Easter has always been the easiest holiday for Teghan. Holidays usually include kid-friendly events like doubling their toy collection, taking candy from strangers, observing loud explosions in the sky…. but searching for symbols of fertility in strange places around the house? Our kid was made for it.
The Easter egg hunt was the first game concept Teghan ever understood. She is gifted at finding things. Remember the Wham! record? It has proven to be a good tool for vocabulary, too. At some point my husband figured out that if he placed eggs (or sometimes treats) on things throughout the house he could evaluate her receptive language more accurately.
For example, “chocolate on the kitchen table….” is the quickest way to find out if she knows what “kitchen table” means. And if she doesn’t know, she will next time.
These strategies are especially useful when your child cannot communicate and will not “perform.” It doesn’t matter if she knows the answer or not; if we ask her a question we will have about a seventy percent chance of being ignored. Offering an incentive improves that percentage drastically.
So Easter egg hunts are perfect. In our own home, of course (she still isn’t very good with following rules or sharing). This year we offered her back to back days of waking up and coming downstairs to an empty basket and a few eggs in plain sight to get her started. No explanation needed.
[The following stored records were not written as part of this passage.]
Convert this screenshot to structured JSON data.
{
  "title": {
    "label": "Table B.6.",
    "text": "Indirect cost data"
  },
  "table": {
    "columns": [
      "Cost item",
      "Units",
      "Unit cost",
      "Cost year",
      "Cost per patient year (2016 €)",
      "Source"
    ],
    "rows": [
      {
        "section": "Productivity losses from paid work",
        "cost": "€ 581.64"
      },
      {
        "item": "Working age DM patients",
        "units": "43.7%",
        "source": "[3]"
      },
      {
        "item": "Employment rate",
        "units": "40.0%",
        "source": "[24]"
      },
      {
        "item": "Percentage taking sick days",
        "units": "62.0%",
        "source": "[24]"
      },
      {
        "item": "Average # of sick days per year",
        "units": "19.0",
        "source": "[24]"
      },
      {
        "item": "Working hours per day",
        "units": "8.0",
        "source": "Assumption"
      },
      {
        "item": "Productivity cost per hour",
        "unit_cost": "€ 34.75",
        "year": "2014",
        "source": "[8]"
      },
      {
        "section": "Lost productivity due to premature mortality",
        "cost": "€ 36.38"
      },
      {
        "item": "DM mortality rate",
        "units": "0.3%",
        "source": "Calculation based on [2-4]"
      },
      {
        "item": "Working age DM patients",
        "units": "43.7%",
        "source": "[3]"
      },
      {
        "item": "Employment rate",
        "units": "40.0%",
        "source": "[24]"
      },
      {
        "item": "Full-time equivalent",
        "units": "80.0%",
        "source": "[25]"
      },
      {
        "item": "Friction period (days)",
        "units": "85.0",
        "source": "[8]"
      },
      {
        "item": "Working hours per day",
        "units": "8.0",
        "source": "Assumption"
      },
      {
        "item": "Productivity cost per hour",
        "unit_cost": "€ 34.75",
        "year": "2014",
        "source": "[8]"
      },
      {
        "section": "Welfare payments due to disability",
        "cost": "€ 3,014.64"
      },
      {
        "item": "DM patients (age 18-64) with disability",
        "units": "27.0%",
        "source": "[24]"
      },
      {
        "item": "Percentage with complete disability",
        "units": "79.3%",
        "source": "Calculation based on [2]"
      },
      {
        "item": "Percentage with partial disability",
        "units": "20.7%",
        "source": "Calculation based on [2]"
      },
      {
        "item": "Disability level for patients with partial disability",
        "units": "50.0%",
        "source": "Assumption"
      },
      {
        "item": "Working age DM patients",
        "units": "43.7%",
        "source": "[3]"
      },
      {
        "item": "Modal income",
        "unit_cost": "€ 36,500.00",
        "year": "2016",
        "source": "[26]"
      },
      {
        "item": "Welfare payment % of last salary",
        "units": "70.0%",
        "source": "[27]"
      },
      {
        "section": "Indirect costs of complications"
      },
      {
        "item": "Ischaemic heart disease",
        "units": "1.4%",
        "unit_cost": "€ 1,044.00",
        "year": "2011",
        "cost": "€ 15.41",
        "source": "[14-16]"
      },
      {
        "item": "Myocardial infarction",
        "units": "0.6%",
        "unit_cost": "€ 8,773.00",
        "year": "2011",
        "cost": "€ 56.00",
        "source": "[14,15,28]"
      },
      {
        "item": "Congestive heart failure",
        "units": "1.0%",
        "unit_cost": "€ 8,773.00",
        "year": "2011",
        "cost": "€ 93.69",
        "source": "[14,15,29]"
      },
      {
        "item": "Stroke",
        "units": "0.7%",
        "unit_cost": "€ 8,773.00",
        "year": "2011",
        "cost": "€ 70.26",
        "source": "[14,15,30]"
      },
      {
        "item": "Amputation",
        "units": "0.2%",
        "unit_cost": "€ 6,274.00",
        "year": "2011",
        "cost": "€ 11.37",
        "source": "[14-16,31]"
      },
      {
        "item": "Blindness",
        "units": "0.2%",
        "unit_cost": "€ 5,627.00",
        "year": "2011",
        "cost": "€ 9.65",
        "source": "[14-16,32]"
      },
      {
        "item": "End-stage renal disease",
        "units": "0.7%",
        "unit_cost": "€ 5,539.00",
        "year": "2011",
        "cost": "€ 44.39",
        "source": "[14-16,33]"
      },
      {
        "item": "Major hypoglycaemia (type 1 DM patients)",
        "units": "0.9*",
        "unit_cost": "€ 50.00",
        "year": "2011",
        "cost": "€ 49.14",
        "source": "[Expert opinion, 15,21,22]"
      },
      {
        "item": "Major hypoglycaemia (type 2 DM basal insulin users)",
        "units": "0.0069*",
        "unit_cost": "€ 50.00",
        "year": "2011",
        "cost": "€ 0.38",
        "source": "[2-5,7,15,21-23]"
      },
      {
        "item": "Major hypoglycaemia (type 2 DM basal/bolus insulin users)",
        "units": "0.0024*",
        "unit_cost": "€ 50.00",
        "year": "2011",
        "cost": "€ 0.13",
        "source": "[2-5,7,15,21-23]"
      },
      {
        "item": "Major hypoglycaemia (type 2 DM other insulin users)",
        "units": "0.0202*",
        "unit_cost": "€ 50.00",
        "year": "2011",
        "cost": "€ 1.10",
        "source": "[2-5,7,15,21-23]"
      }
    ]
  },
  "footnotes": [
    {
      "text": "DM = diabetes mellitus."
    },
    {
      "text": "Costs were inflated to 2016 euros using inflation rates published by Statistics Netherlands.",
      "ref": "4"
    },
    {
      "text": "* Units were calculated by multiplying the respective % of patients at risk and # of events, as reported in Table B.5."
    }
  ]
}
I also scattered a half-dozen balloons across the living room floor because they make her happy. Mostly because she likes to pop them, but whatever. It was a holiday. On Easter morning she even had a purple alien balloon which she dragged around all day, periodically stomping on his head. He just wouldn’t die. Later I caught her sitting with him on the couch singing and pointing out his head, shoulders, knees, and toes.
We filled her eggs with toys and more chocolate than we have ever allowed her to eat. While hiding them the night before, my husband kept looking at me and saying, “Are you sure? This is crazy.”
Maybe. But it was nowhere near the amount of chocolate I used to eat on Easter so I knew she would survive. I am guessing he was more concerned about our survival, but it seemed to have little impact. We were amazed to watch her actually save some for later! We had no idea that was possible. This is, after all, the girl who never stops eating and has a second lunch written into her IEP.
Now we will take on the task of continuing this game throughout the year (or until all the eggs are broken and/or missing), which means getting more creative with what she finds inside them. I remember hiding eggs with my friend Billy for weeks after the day was over– and those eggs were empty. We didn’t care. But we did get bored eventually.
Teghan likes broccoli. Would that be a weird thing to hide in an Easter egg?
When I was a kid my parents would hide money is some of the eggs. The harder the egg was to find, the better the prize. One year I found the coveted ten dollar egg hidden between the kitchen trash liner and can. My mom had used one of those eggs that held panty hose (I know I am not the only one who has found that egg). I am about to turn forty, and that is the only Easter egg I remember. I have no idea what I spent the ten dollars on. Probably more candy.
Maybe we could incorporate this into a new dinner ritual. Instead of getting upset every time she leaves the table to sprint across the room, fall backwards on the crash pad, and touch the wall (exactly three times between each bite if we let her); we could make her hunt down each bite individually! You think I’m kidding, but she would be thrilled to run around the house hunting down her food.
“Mashed potatoes on the record player!”
I might not be thrilled in August when I stumble across that lost egg hiding a shriveled piece of broccoli, but the important thing is that we would be building vocabulary and creating life-long memories. Right?